Le masculin peut être considéré comme une forme neutre

Les luttes légitimes qui sont conduites depuis la Révolution pour abolir l’inégalité entre les sexes sont d’ordres social et politique. Elles ont produit des résultats certains, même s’il est vrai qu’il reste beaucoup à faire, comme le montre un combat voisin, omniprésent dans les débats actuels, celui des femmes contre la violence et les agressions sexuelles commises par des hommes assurés de leur pouvoir.

Mais aucune intervention sur la langue n’a produit de résultats sur la relation entre les sexes, ainsi que le font apparaître les histoires de l’arabe, du mandarin, du russe, etc. Certes, la langue porte des marques de la domination masculine. Mais ce n’est pas langue elle-même qui est sexiste. Ceux qui le sont, ce sont les hommes.

En outre, on peut considérer le masculin, quand il commande l’accord, non comme un masculin réel, mais comme une forme neutre (les linguistes disent « non marquée »), c’est-à-dire associant les deux genres.

Par suite, la volonté de modifier les usages, actuellement exprimée dans divers milieux et typique de ce trait bien français qu’est la politisation de la langue, renverse l’ordre naturel des choses. Ce n’est pas l’intervention sur la langue qui transformera les comportements sociaux. C’est l’évolution des comportements sociaux qui s’inscrira dans la langue. Cela s’est toujours produit pour la plupart des idiomes, le suédois et l’hébreu étant des exemples, pour ne citer qu’eux.

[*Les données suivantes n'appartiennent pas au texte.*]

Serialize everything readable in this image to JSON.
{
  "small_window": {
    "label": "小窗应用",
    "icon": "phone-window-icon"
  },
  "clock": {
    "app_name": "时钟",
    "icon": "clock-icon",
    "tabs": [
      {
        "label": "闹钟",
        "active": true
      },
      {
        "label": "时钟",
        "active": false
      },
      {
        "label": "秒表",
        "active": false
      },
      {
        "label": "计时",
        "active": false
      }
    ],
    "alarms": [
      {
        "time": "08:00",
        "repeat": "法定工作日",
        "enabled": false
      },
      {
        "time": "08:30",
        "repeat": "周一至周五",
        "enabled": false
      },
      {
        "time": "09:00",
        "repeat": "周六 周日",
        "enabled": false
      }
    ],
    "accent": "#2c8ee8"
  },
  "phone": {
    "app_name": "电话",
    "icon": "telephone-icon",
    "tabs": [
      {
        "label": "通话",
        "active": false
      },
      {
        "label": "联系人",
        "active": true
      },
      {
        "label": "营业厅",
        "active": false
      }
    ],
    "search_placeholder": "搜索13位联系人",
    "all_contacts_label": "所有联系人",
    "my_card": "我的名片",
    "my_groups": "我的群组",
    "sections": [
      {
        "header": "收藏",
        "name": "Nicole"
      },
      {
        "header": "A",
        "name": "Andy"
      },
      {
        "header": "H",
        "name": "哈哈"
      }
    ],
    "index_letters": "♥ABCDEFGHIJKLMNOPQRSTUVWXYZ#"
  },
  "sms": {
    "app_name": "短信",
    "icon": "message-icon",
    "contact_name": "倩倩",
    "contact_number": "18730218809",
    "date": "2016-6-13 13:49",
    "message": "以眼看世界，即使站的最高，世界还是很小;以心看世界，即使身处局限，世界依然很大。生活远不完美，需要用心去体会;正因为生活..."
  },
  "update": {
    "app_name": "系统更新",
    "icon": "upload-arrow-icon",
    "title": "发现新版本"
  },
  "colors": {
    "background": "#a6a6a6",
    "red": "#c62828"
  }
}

De même, ce sont les habitudes acquises par les locuteurs qui modifient les règles linguistiques et font que la faute d’aujourd’hui devient la norme de demain : par exemple, « les paroles qu’il a dit » ou « on ne s’en rappelle pas » tendent à supplanter, aujourd’hui, « les paroles qu’il a dites » et « on ne se le rappelle pas ».

C’est une illusion que de vouloir extirper de la langue les traces de la domination masculine. En revanche, c’est un combat sain et nécessaire que de s’en prendre au sexisme dans la société.

Par Claude Hagège, professeur honoraire au Collège de France (chaire de théorie linguistique).